On Friday, U.S. District Court Judge James Dever III granted the plaintiffs’ joint motion for expedited discovery. The order affects a proposed class action case filed on behalf of North Carolina residents, as well as two other lawsuits filed by Brunswick County and Cape Fear Public Utility Authority (CFPUA).

Lawyers have previously said that different firms representing various lawsuits against Chemours are working together in the discovery process. The unregulated chemical GenX, and other related compounds, have been linked to Chemours’ operations at the Fayetteville Works site in Bladen County. Tha facility is located near the Cape Fear River, about 100 miles upstream from Wilmington.
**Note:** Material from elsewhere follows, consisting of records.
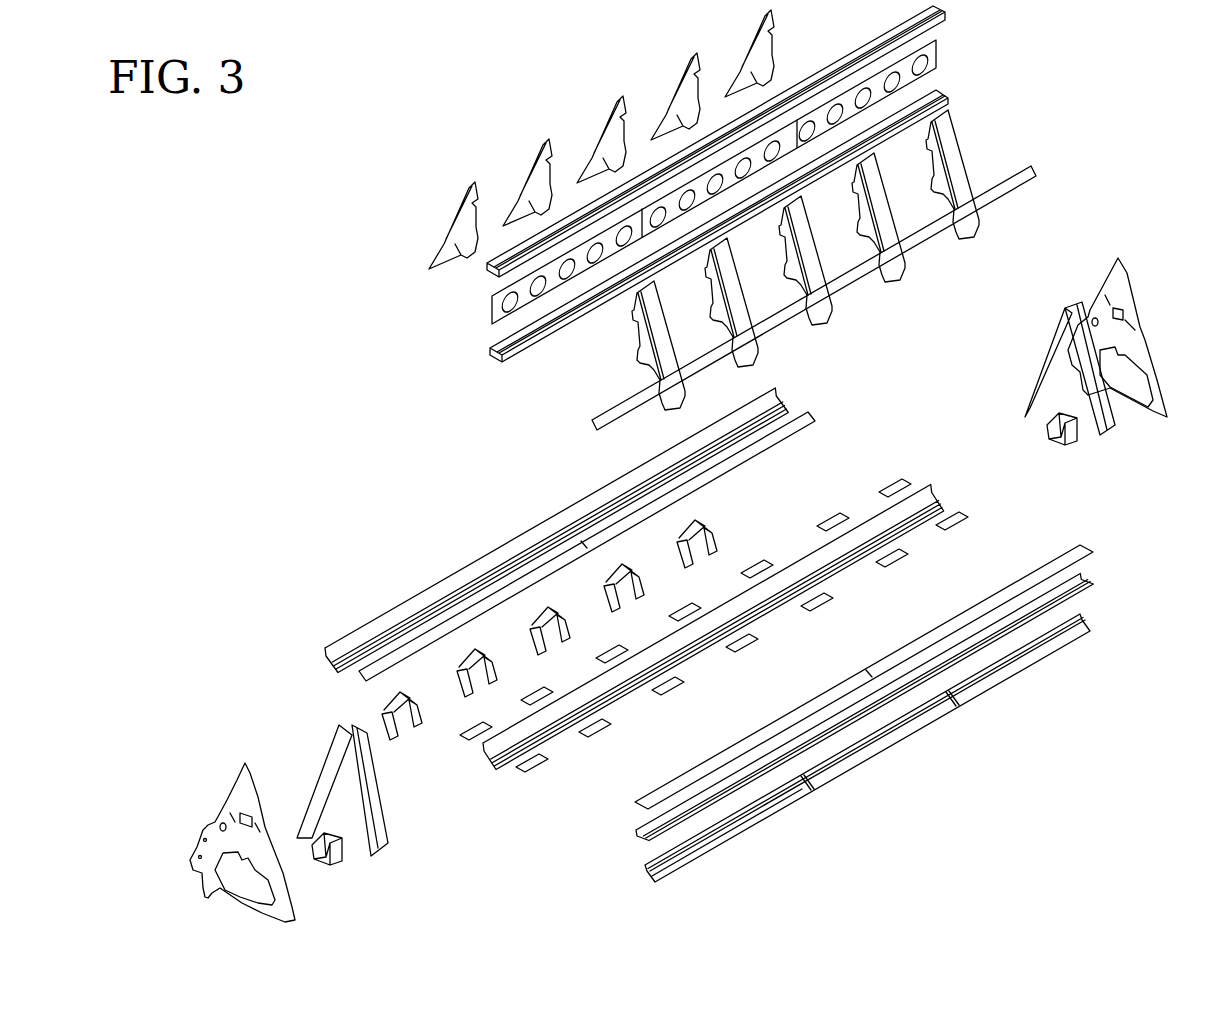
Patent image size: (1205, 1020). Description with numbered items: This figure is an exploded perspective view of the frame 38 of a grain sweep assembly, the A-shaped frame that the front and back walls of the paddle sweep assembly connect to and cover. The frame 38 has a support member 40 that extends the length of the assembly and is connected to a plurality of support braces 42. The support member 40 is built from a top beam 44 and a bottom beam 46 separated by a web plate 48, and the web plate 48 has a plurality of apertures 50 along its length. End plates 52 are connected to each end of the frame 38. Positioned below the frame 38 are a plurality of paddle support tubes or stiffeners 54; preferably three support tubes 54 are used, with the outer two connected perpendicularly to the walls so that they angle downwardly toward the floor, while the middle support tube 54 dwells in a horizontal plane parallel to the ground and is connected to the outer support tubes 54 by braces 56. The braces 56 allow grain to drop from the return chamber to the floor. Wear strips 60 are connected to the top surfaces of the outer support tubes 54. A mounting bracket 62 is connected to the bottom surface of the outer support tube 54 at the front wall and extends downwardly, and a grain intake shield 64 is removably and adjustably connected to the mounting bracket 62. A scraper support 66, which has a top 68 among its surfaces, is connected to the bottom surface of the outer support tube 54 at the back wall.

The frame 38 is at (1072, 106).
The support member 40 is at (948, 35).
The support braces 42 is at (962, 147).
The top beam 44 is at (862, 43).
The bottom beam 46 is at (942, 100).
The web plate 48 is at (937, 55).
The apertures 50 is at (898, 83).
The end plates 52 is at (1138, 318).
The paddle support tubes 54 is at (427, 588).
The braces 56 is at (762, 560).
The wear strips 60 is at (775, 323).
The mounting bracket 62 is at (650, 867).
The grain intake shield 64 is at (860, 760).
The scraper support 66 is at (562, 615).
The top 68 is at (315, 848).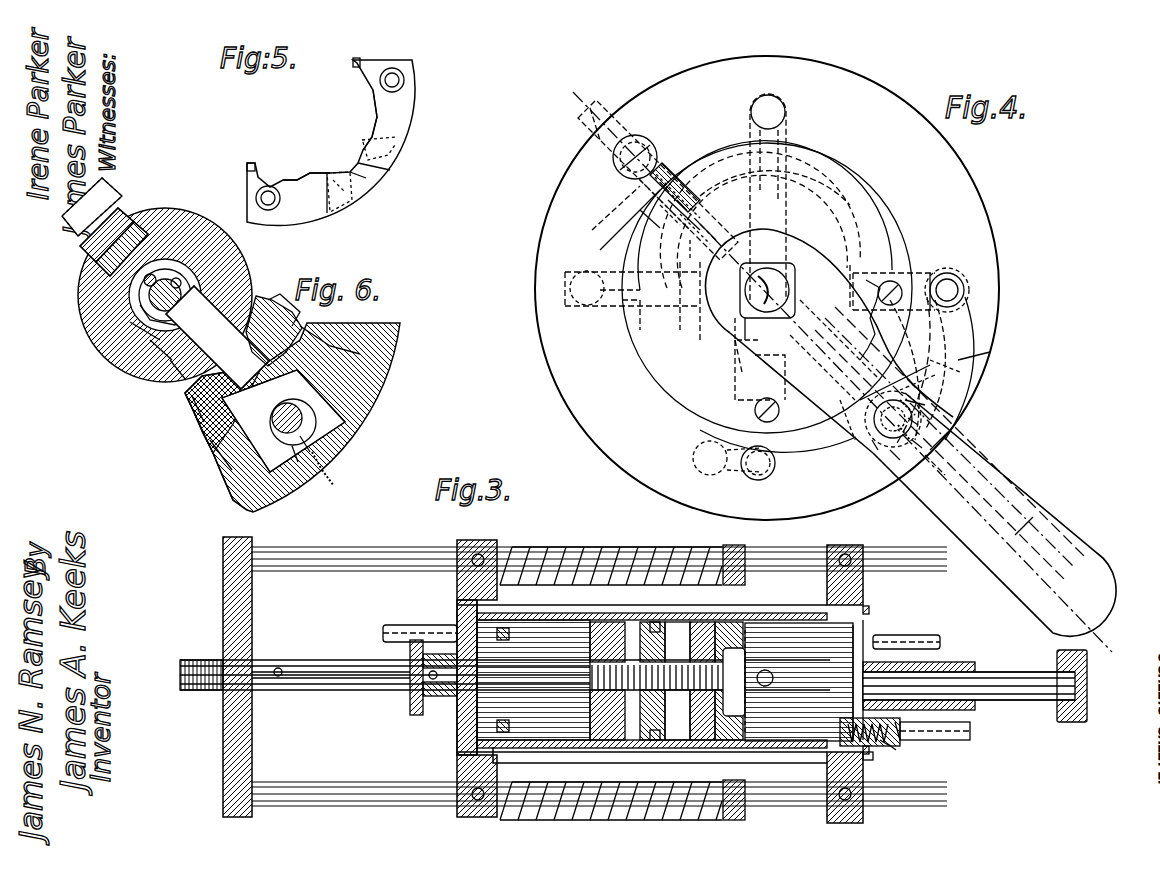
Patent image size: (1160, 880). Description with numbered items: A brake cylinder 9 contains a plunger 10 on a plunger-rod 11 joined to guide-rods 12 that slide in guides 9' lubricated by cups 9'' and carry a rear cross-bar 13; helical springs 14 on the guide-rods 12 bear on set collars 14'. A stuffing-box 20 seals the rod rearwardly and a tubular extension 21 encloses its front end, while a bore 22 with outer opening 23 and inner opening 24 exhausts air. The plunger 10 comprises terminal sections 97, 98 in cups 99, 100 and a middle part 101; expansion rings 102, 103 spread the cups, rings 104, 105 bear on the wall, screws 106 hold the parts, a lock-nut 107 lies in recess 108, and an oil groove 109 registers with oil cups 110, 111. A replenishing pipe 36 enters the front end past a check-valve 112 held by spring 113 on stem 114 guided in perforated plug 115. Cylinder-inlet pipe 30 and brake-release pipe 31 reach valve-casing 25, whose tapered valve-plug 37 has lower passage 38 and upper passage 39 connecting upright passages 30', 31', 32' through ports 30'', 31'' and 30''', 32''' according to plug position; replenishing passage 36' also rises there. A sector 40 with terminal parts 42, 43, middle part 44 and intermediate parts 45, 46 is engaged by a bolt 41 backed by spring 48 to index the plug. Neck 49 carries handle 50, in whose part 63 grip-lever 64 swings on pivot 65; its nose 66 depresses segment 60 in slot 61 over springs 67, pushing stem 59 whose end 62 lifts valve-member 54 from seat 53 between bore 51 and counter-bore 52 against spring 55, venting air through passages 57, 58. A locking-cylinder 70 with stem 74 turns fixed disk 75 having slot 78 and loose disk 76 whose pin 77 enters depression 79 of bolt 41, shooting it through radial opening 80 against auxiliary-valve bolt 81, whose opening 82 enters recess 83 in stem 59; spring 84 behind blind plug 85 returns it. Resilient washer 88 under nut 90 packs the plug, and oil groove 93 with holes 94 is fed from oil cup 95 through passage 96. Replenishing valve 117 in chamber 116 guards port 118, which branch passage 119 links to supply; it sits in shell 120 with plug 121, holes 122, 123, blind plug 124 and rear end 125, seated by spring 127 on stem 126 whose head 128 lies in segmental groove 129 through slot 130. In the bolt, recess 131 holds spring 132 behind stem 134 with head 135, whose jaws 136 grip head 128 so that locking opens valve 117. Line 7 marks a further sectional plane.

In FIG. 4, the section line 7 is at (841, 375).
In FIG. 3, the cylinder body 9 is at (618, 681).
In FIG. 3, the body flange 9' is at (662, 680).
In FIG. 3, the flange bolt 9'' is at (639, 679).
In FIG. 3, the piston head 10 is at (742, 705).
In FIG. 3, the central shaft 11 is at (346, 692).
In FIG. 3, the guide rod 12 is at (356, 560).
In FIG. 3, the end plate 13 is at (252, 720).
In FIG. 3, the coil spring 14 is at (611, 679).
In FIG. 3, the spring nut 14' is at (749, 692).
In FIG. 3, the collar 20 is at (430, 688).
In FIG. 3, the screw shaft 21 is at (962, 664).
In FIG. 3, the tube 22 is at (305, 664).
In FIG. 3, the pin hole 23 is at (278, 668).
In FIG. 3, the bushing 24 is at (410, 692).
In FIG. 6, the disk 25 is at (382, 350).
In FIG. 4, the disk 25 is at (970, 197).
In FIG. 3, the pipe 30 is at (925, 630).
In FIG. 4, the bolt 30' is at (990, 276).
In FIG. 4, the bolt head 30'' is at (962, 275).
In FIG. 4, the slot end 30''' is at (942, 270).
In FIG. 3, the pipe 31 is at (412, 620).
In FIG. 4, the bolt 31' is at (790, 192).
In FIG. 4, the slot 31'' is at (804, 153).
In FIG. 4, the bolt 32' is at (629, 313).
In FIG. 4, the slot 32''' is at (615, 336).
In FIG. 3, the valve tube 36 is at (915, 749).
In FIG. 4, the guide 36' is at (608, 211).
In FIG. 6, the hub 37 is at (172, 376).
In FIG. 4, the hub 37 is at (802, 236).
In FIG. 4, the slot 38 is at (832, 266).
In FIG. 4, the square hub 39 is at (778, 258).
In FIG. 5, the segment plate 40 is at (400, 120).
In FIG. 6, the segment plate 40 is at (190, 418).
In FIG. 4, the segment plate 40 is at (876, 320).
In FIG. 6, the clamp arm 41 is at (120, 290).
In FIG. 4, the clamp arm 41 is at (722, 332).
In FIG. 5, the recess 42 is at (290, 178).
In FIG. 6, the recess 42 is at (192, 404).
In FIG. 4, the recess 42 is at (756, 378).
In FIG. 5, the notch 43 is at (372, 100).
In FIG. 6, the notch 43 is at (258, 298).
In FIG. 4, the notch 43 is at (858, 286).
In FIG. 5, the edge 44 is at (366, 175).
In FIG. 6, the edge 44 is at (355, 352).
In FIG. 4, the edge 44 is at (902, 362).
In FIG. 5, the arc edge 45 is at (330, 200).
In FIG. 6, the arc edge 45 is at (215, 442).
In FIG. 4, the arc edge 45 is at (850, 412).
In FIG. 5, the shoulder 46 is at (385, 142).
In FIG. 6, the shoulder 46 is at (298, 322).
In FIG. 4, the shoulder 46 is at (878, 332).
In FIG. 6, the key 48 is at (108, 270).
In FIG. 4, the stud 49 is at (742, 324).
In FIG. 4, the handle 50 is at (925, 462).
In FIG. 4, the pin 51 is at (906, 402).
In FIG. 4, the spring 52 is at (936, 376).
In FIG. 4, the pawl 53 is at (910, 420).
In FIG. 4, the screw 54 is at (856, 446).
In FIG. 4, the pin 55 is at (896, 472).
In FIG. 4, the guide slot 57 is at (952, 322).
In FIG. 4, the bolt 58 is at (712, 474).
In FIG. 6, the hole 59 is at (318, 420).
In FIG. 4, the hole 59 is at (916, 442).
In FIG. 4, the bolt 60 is at (962, 304).
In FIG. 4, the arm 61 is at (960, 362).
In FIG. 4, the spring 62 is at (922, 411).
In FIG. 4, the rod 63 is at (1025, 535).
In FIG. 4, the rod 64 is at (1010, 522).
In FIG. 4, the collar 65 is at (940, 458).
In FIG. 4, the pin 66 is at (937, 362).
In FIG. 4, the guide arc 67 is at (968, 290).
In FIG. 4, the stud 70 is at (745, 360).
In FIG. 6, the disk 74 is at (243, 280).
In FIG. 6, the hub 75 is at (140, 336).
In FIG. 6, the ring 76 is at (160, 356).
In FIG. 6, the pin 77 is at (184, 312).
In FIG. 6, the recess 78 is at (160, 320).
In FIG. 6, the shaft 79 is at (165, 278).
In FIG. 5, the block 80 is at (352, 182).
In FIG. 6, the block 80 is at (280, 374).
In FIG. 6, the pin 81 is at (322, 430).
In FIG. 4, the pin 81 is at (876, 448).
In FIG. 6, the link 82 is at (300, 433).
In FIG. 4, the link 82 is at (936, 468).
In FIG. 6, the pin 83 is at (292, 456).
In FIG. 6, the spring 84 is at (320, 472).
In FIG. 4, the spring 84 is at (902, 428).
In FIG. 6, the spring 85 is at (322, 468).
In FIG. 4, the spring 85 is at (906, 404).
In FIG. 4, the ring 88 is at (848, 272).
In FIG. 4, the hub 90 is at (820, 262).
In FIG. 4, the ring 93 is at (835, 240).
In FIG. 5, the screw 94 is at (352, 64).
In FIG. 4, the screw 94 is at (872, 275).
In FIG. 4, the rod 95 is at (632, 158).
In FIG. 4, the block 96 is at (664, 174).
In FIG. 3, the piston 97 is at (770, 650).
In FIG. 3, the sleeve 98 is at (580, 640).
In FIG. 3, the washer 99 is at (724, 622).
In FIG. 3, the disk 100 is at (612, 628).
In FIG. 3, the spring 101 is at (665, 660).
In FIG. 3, the line 102 is at (748, 720).
In FIG. 3, the disk 103 is at (630, 742).
In FIG. 3, the disk 104 is at (700, 742).
In FIG. 3, the disk 105 is at (676, 742).
In FIG. 3, the packing 106 is at (504, 626).
In FIG. 3, the screw 107 is at (870, 606).
In FIG. 3, the screw 108 is at (868, 752).
In FIG. 3, the packing 109 is at (660, 622).
In FIG. 3, the wall 110 is at (868, 632).
In FIG. 3, the pin 111 is at (462, 692).
In FIG. 3, the valve 112 is at (902, 740).
In FIG. 3, the valve body 113 is at (960, 718).
In FIG. 3, the seat 114 is at (890, 748).
In FIG. 3, the port 115 is at (884, 744).
In FIG. 4, the block 116 is at (660, 212).
In FIG. 4, the slide 117 is at (692, 192).
In FIG. 4, the pin 118 is at (672, 242).
In FIG. 4, the slot 119 is at (700, 292).
In FIG. 4, the bar 120 is at (640, 116).
In FIG. 4, the bolt 121 is at (593, 142).
In FIG. 4, the slot 122 is at (642, 166).
In FIG. 4, the pin 123 is at (666, 208).
In FIG. 4, the edge 124 is at (600, 118).
In FIG. 4, the slot 125 is at (680, 296).
In FIG. 4, the pin 126 is at (722, 206).
In FIG. 4, the pin 127 is at (700, 176).
In FIG. 4, the arc 128 is at (724, 240).
In FIG. 4, the arc 129 is at (796, 200).
In FIG. 4, the slot 130 is at (779, 192).
In FIG. 6, the pin 131 is at (180, 278).
In FIG. 6, the ring 132 is at (140, 300).
In FIG. 6, the key 134 is at (105, 248).
In FIG. 6, the pin 135 is at (150, 262).
In FIG. 6, the bar 136 is at (110, 212).
In FIG. 4, the bar 136 is at (640, 322).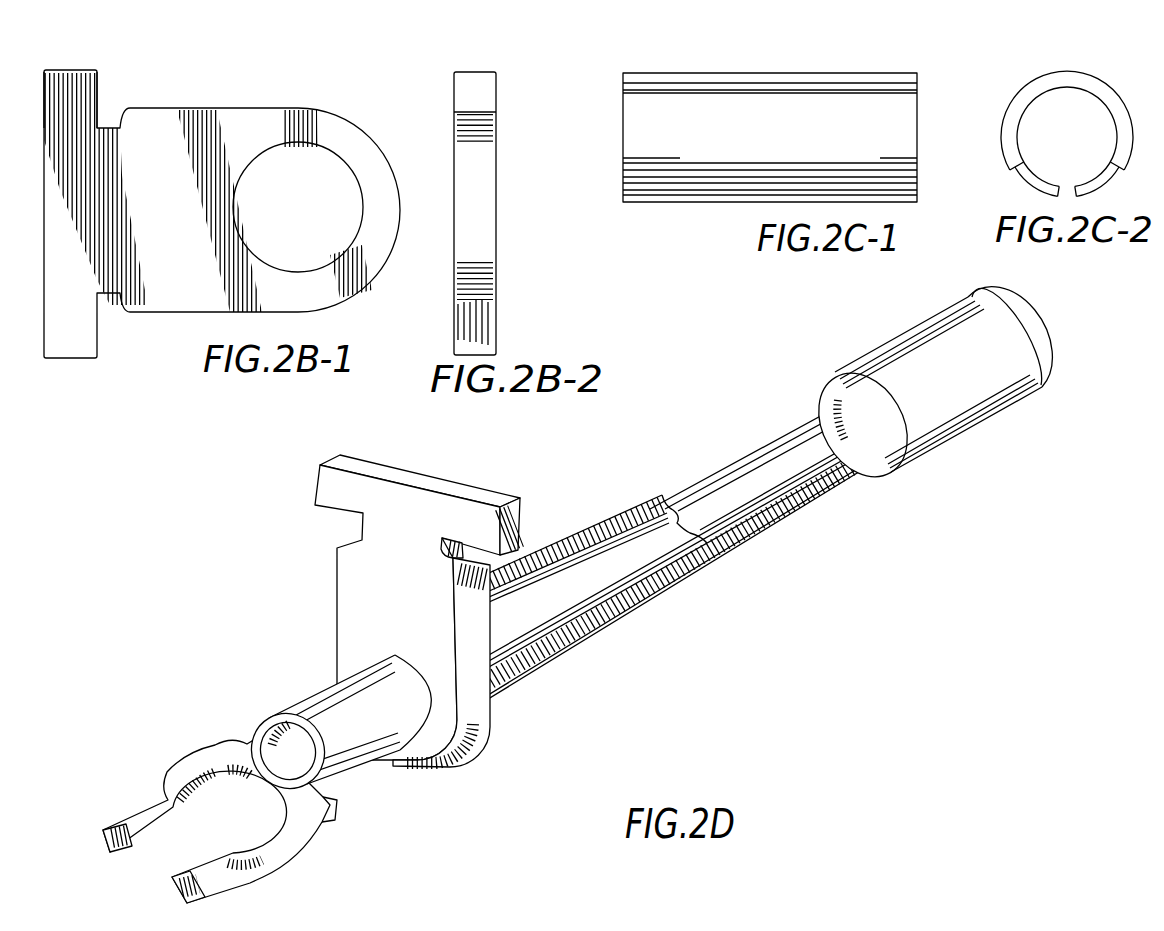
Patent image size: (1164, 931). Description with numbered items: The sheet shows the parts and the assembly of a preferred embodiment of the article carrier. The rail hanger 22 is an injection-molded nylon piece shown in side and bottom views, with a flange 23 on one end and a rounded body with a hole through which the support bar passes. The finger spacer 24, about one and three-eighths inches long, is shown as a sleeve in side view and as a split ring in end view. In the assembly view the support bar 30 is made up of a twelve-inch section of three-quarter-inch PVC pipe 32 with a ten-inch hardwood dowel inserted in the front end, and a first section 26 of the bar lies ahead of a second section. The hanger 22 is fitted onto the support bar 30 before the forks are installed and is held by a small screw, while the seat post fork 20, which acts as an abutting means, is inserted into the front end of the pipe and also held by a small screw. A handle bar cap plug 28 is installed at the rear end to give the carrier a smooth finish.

According to a news release by Cohen Milstein Sellers & Toll, a law firm representing the proposed class action case, the order would ‘allow outside testing of potentially contaminated water as part of the discovery process in a lawsuit that names Chemours as the defendant.’

Ted Leopold of Cohen Milstein was appointed in January by the federal judge as co-lead counsel in the case, along with Stephen Morrissey of Susman Godfrey LLP.

‘The first step in holding Chemours accountable to the people of North Carolina is holding them accountable to the legal process,’ said Leopold in the release. ‘We’re pleased that the judge is ensuring accurate and transparent testing of drinking water and putting a stop to Chemours’ stonewalling.’

Chemours did not immediately respond to requests for comment on the judge’s order.

The lawsuit, which has not yet been certified as a class action case by a federal judge, was consolidated in U.S. District Court in the Eastern District of North Carolina on Jan. 31. It represents several named plaintiffs in the case, while representing all North Carolina residents potentially affected by Chemours’ operations.

The lawsuit alleges that ‘Chemours disregarded internal test results while illegally dumping hazardous chemicals into the river and then misled government regulators about its conduct. Researchers have revealed that GenX is far more toxic than originally thought, may even be airborne and is known to cause cancer and other life-threatening illnesses. Nonetheless, Chemours is pressing regulators to raise the allowable amount of GenX in the Cape Fear River from the current limit of 140 ppt,’ according to the release.”